Opposite from ranking, a team's rating (points) increases as a team gets stronger. Thus, we'd expect that teams with higher ratings will win more often, and teams with lower ratings will win less often. The coefficents of the WIGGO data present this accurately.

Based on this output, it is safe to conclude that the Ridge model weights the WIGGO data much more heavily than it does the FIFA data.

Though, we can still get more precise with our analysis. Let's try running a Ridge Classification on just the WIGGO and FIFA Rankings, and then another on just the WIGGO and FIFA Ratings.

The following bar plot is built in a similar fashion to the previous one, though it shows the results of a Ridge Classification model that was fit on just the Ranking data.

As we would expect, the Ridge model values the WIGGO data far more than it values the FIFA data. Each of WIGGO's coefficients are much greater than FIFA's are, and all of WIGGO's bars point in the expected direction.

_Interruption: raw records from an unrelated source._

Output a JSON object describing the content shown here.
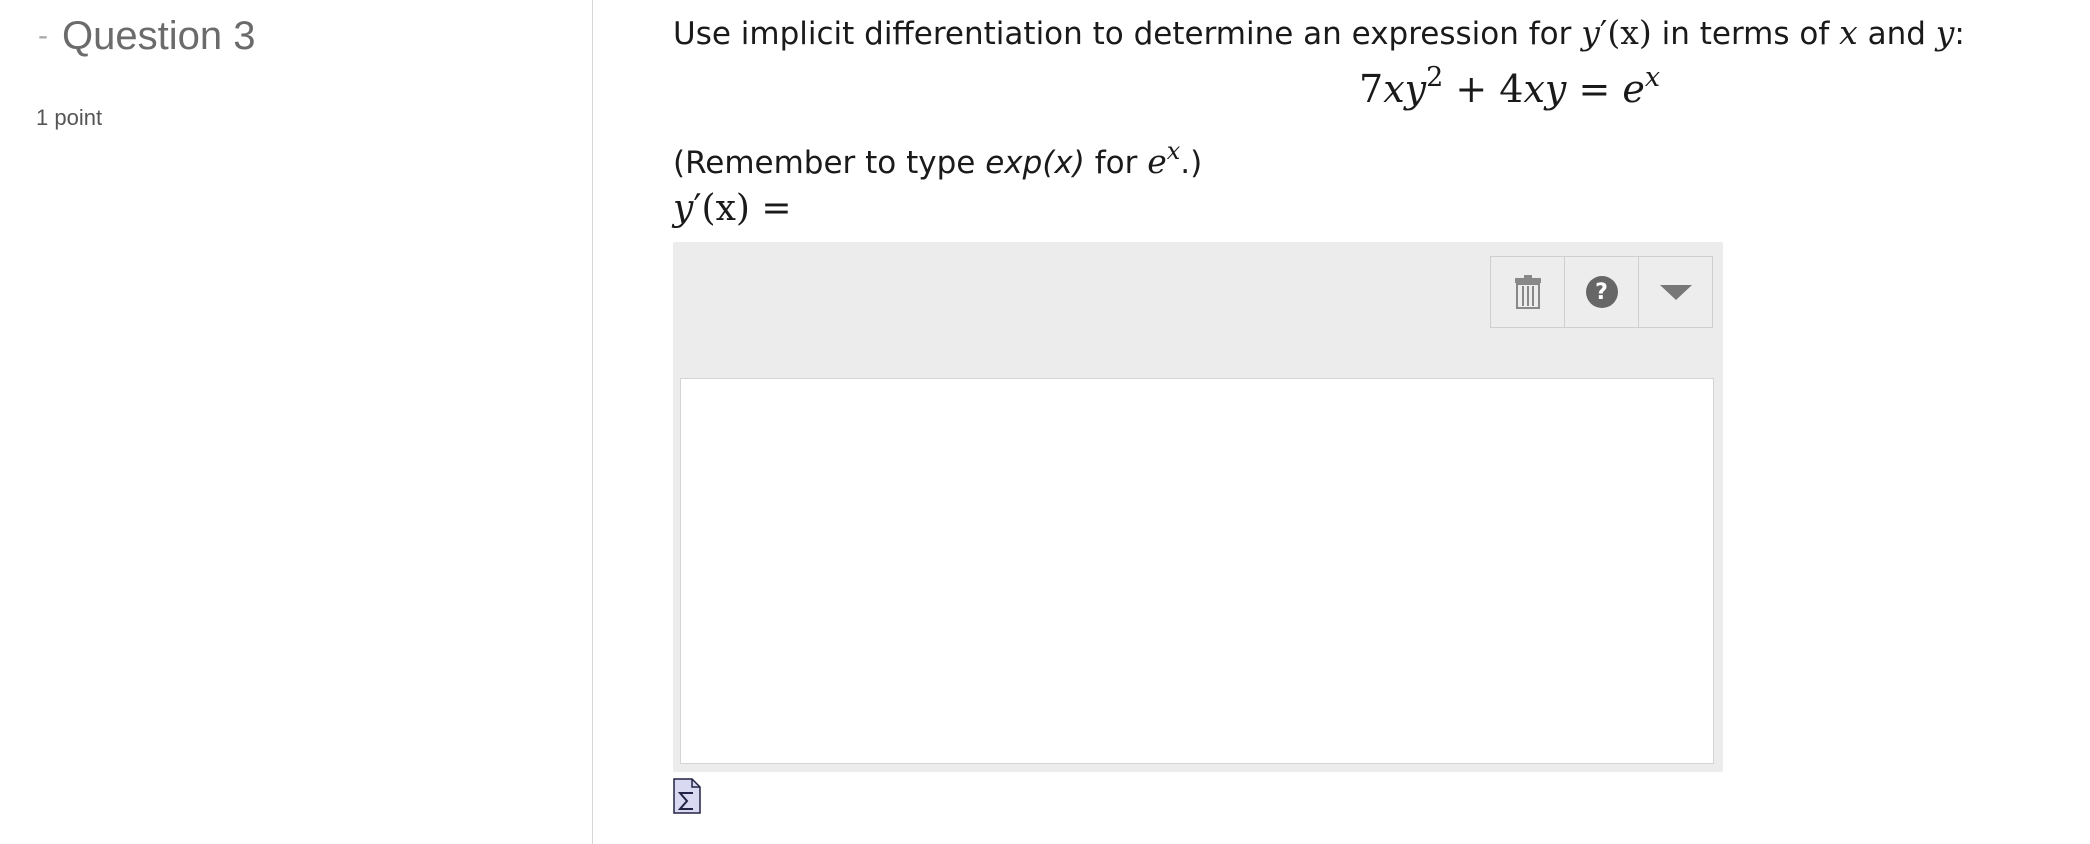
{
  "question": {
    "collapse_symbol": "-",
    "title": "Question 3",
    "points": "1 point"
  },
  "prompt": {
    "text_before": "Use implicit differentiation to determine an expression for ",
    "text_middle1": " in terms of ",
    "var_x": "x",
    "text_middle2": " and ",
    "var_y": "y",
    "text_end": ":"
  },
  "equation": {
    "term1_coeff": "7",
    "term1_var1": "x",
    "term1_var2": "y",
    "term1_exp": "2",
    "plus": " + ",
    "term2_coeff": "4",
    "term2_vars": "xy",
    "equals": " = ",
    "rhs_base": "e",
    "rhs_exp": "x"
  },
  "remember": {
    "before": "(Remember to type ",
    "code": "exp(x)",
    "middle": " for ",
    "base": "e",
    "exp": "x",
    "after": ".)"
  },
  "answer": {
    "label_fn": "y",
    "label_prime": "′",
    "label_arg": "(x)",
    "label_eq": " =",
    "value": ""
  },
  "toolbar": {
    "delete_icon": "trash-icon",
    "help_icon": "help-icon",
    "help_symbol": "?",
    "dropdown_icon": "chevron-down-icon"
  }
}
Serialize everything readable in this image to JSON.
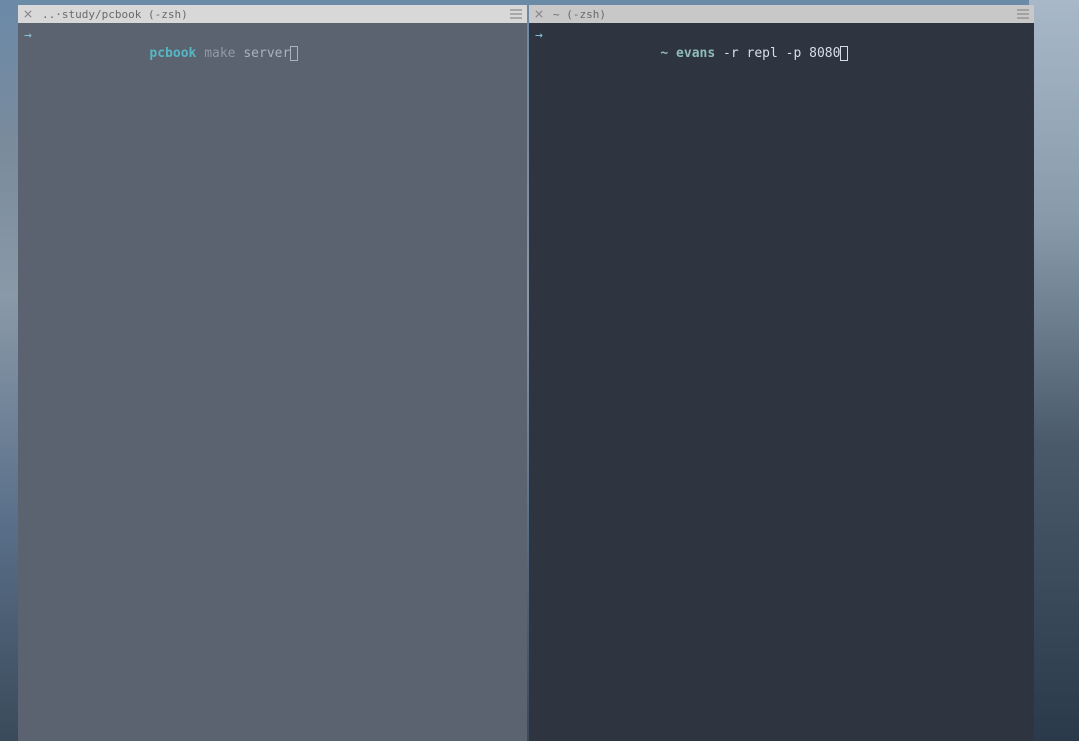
{
  "panes": {
    "left": {
      "tab": {
        "title": "..·study/pcbook (-zsh)"
      },
      "prompt": {
        "arrow": "→",
        "dir": "pcbook",
        "dim_text": " make ",
        "command": "server"
      }
    },
    "right": {
      "tab": {
        "title": "~ (-zsh)"
      },
      "prompt": {
        "arrow": "→",
        "dir": "~",
        "exec": " evans",
        "command": " -r repl -p 8080"
      }
    }
  }
}
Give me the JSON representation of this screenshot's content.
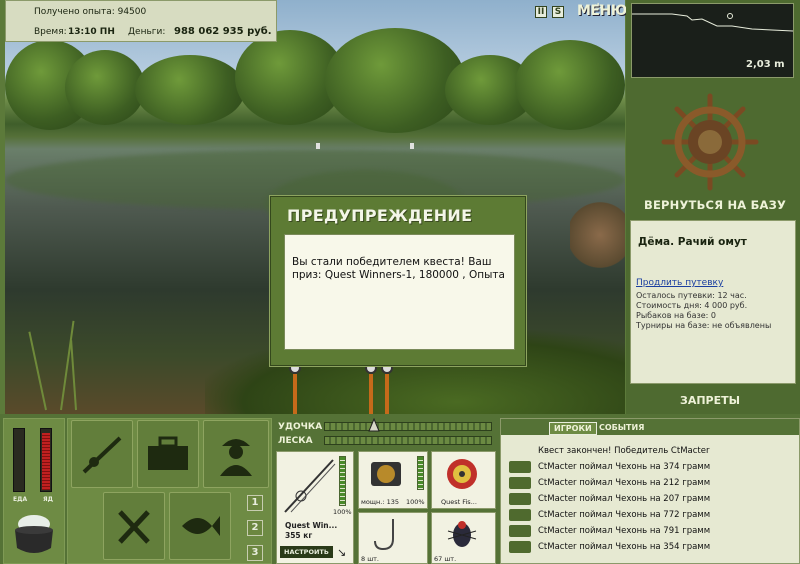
{
  "hud": {
    "exp_label": "Получено опыта: 94500",
    "time_label": "Время:",
    "time_value": "13:10 ПН",
    "money_label": "Деньги:",
    "money_value": "988 062 935 руб."
  },
  "toolbar": {
    "pause_icon": "II",
    "sound_icon": "S",
    "menu_label": "МЕНЮ"
  },
  "depth": {
    "value": "2,03 m"
  },
  "base": {
    "back_label": "ВЕРНУТЬСЯ НА БАЗУ",
    "location": "Дёма. Рачий омут",
    "extend_link": "Продлить путевку",
    "lines": [
      "Осталось путевки: 12 час.",
      "Стоимость дня: 4 000 руб.",
      "Рыбаков на базе: 0",
      "Турниры на базе: не объявлены"
    ],
    "bans_label": "ЗАПРЕТЫ"
  },
  "dialog": {
    "title": "ПРЕДУПРЕЖДЕНИЕ",
    "message": "Вы стали победителем квеста! Ваш приз: Quest Winners-1, 180000 , Опыта"
  },
  "status": {
    "food_label": "ЕДА",
    "poison_label": "ЯД",
    "food_level": 0.0,
    "poison_level": 0.92
  },
  "pages": [
    "1",
    "2",
    "3"
  ],
  "tackle": {
    "rod_label": "УДОЧКА",
    "line_label": "ЛЕСКА",
    "rod_name": "Quest Win...",
    "rod_weight": "355 кг",
    "rod_percent": "100%",
    "setup_button": "НАСТРОИТЬ",
    "reel_power": "мощн.: 135",
    "reel_percent": "100%",
    "line_name": "Quest Fis...",
    "hooks_count": "8 шт.",
    "bait_count": "67 шт."
  },
  "log": {
    "tab_players": "ИГРОКИ",
    "tab_events": "СОБЫТИЯ",
    "header": "Квест закончен! Победитель CtMacter",
    "entries": [
      "CtMacter поймал Чехонь на 374 грамм",
      "CtMacter поймал Чехонь на 212 грамм",
      "CtMacter поймал Чехонь на 207 грамм",
      "CtMacter поймал Чехонь на 772 грамм",
      "CtMacter поймал Чехонь на 791 грамм",
      "CtMacter поймал Чехонь на 354 грамм"
    ]
  }
}
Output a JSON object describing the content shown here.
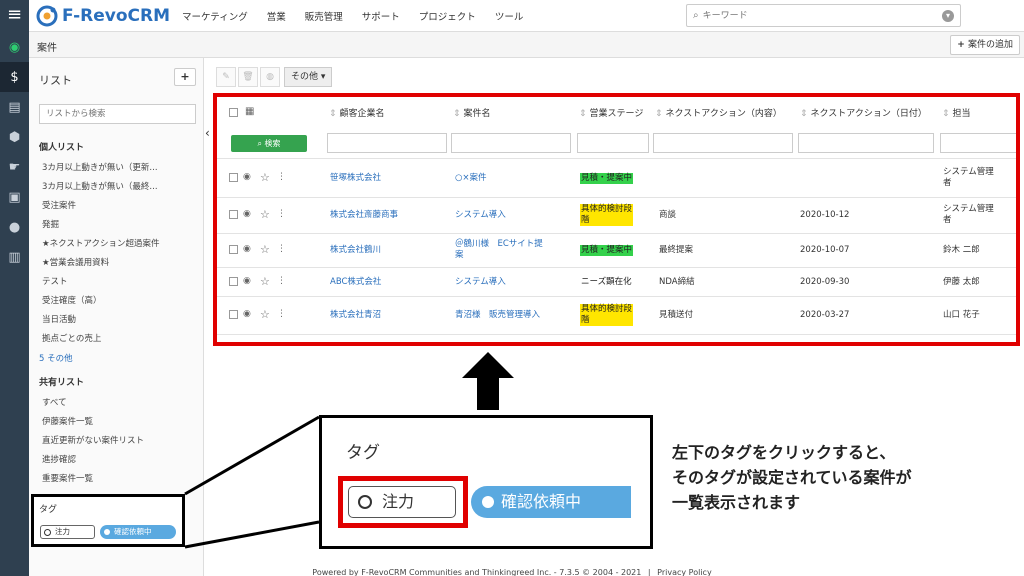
{
  "brand": {
    "name": "F-RevoCRM",
    "logo_color": "#2a6fbc"
  },
  "nav": [
    "マーケティング",
    "営業",
    "販売管理",
    "サポート",
    "プロジェクト",
    "ツール"
  ],
  "search": {
    "placeholder": "キーワード"
  },
  "rail_icons": [
    "dashboard-icon",
    "money-bag-icon",
    "contacts-icon",
    "cube-icon",
    "handshake-icon",
    "calendar-icon",
    "user-icon",
    "building-icon"
  ],
  "module_title": "案件",
  "add_case_button": "案件の追加",
  "sidebar": {
    "title": "リスト",
    "add": "+",
    "search_placeholder": "リストから検索",
    "personal_heading": "個人リスト",
    "personal_items": [
      "3カ月以上動きが無い（更新...",
      "3カ月以上動きが無い（最終...",
      "受注案件",
      "発掘",
      "★ネクストアクション超過案件",
      "★営業会議用資料",
      "テスト",
      "受注確度（高）",
      "当日活動",
      "拠点ごとの売上"
    ],
    "more": "5 その他",
    "shared_heading": "共有リスト",
    "shared_items": [
      "すべて",
      "伊藤案件一覧",
      "直近更新がない案件リスト",
      "進捗確認",
      "重要案件一覧"
    ],
    "tag_heading": "タグ",
    "tags": [
      "注力",
      "確認依頼中"
    ]
  },
  "toolbar": {
    "more": "その他"
  },
  "table": {
    "columns": [
      "顧客企業名",
      "案件名",
      "営業ステージ",
      "ネクストアクション（内容）",
      "ネクストアクション（日付）",
      "担当"
    ],
    "search_button": "検索",
    "rows": [
      {
        "company": "笹塚株式会社",
        "case": "○×案件",
        "case2": "",
        "stage": "見積・提案中",
        "stage2": "",
        "stage_color": "green",
        "action": "",
        "date": "",
        "owner": "システム管理",
        "owner2": "者"
      },
      {
        "company": "株式会社斎藤商事",
        "case": "システム導入",
        "case2": "",
        "stage": "具体的検討段",
        "stage2": "階",
        "stage_color": "yellow",
        "action": "商談",
        "date": "2020-10-12",
        "owner": "システム管理",
        "owner2": "者"
      },
      {
        "company": "株式会社鶴川",
        "case": "＠鶴川様　ECサイト提",
        "case2": "案",
        "stage": "見積・提案中",
        "stage2": "",
        "stage_color": "green",
        "action": "最終提案",
        "date": "2020-10-07",
        "owner": "鈴木 二郎",
        "owner2": ""
      },
      {
        "company": "ABC株式会社",
        "case": "システム導入",
        "case2": "",
        "stage": "ニーズ顕在化",
        "stage2": "",
        "stage_color": "none",
        "action": "NDA締結",
        "date": "2020-09-30",
        "owner": "伊藤 太郎",
        "owner2": ""
      },
      {
        "company": "株式会社青沼",
        "case": "青沼様　販売管理導入",
        "case2": "",
        "stage": "具体的検討段",
        "stage2": "階",
        "stage_color": "yellow",
        "action": "見積送付",
        "date": "2020-03-27",
        "owner": "山口 花子",
        "owner2": ""
      }
    ],
    "right_edge": [
      "0",
      "0",
      "2",
      "0",
      "3"
    ]
  },
  "zoom": {
    "title": "タグ",
    "tags": [
      "注力",
      "確認依頼中"
    ]
  },
  "explanation": [
    "左下のタグをクリックすると、",
    "そのタグが設定されている案件が",
    "一覧表示されます"
  ],
  "footer": [
    "Powered by F-RevoCRM Communities and Thinkingreed Inc. - 7.3.5  © 2004 - 2021",
    "|",
    "Privacy Policy"
  ],
  "colors": {
    "highlight": "#e00000",
    "green_stage": "#34d14b",
    "yellow_stage": "#ffe600",
    "tag_blue": "#5aa9e0",
    "rail": "#2f4050"
  }
}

Now let's do the same with the WIGGO/FIFA Ratings:

And again, the model shows exactly what we would expect.

IV. Conclusion

By now, it is obvious that WIGGO provides more prediction power than FIFA does when it comes to predicting World Cup games. Each regression, whether trained on the Rankings, the Ratings, or all the data combined, indicates that the WIGGO data is more closely related to the outcomes of World Cup matches than the FIFA data is. As such, we will use the WIGGO data as our main indicator of team strength as we build our final model.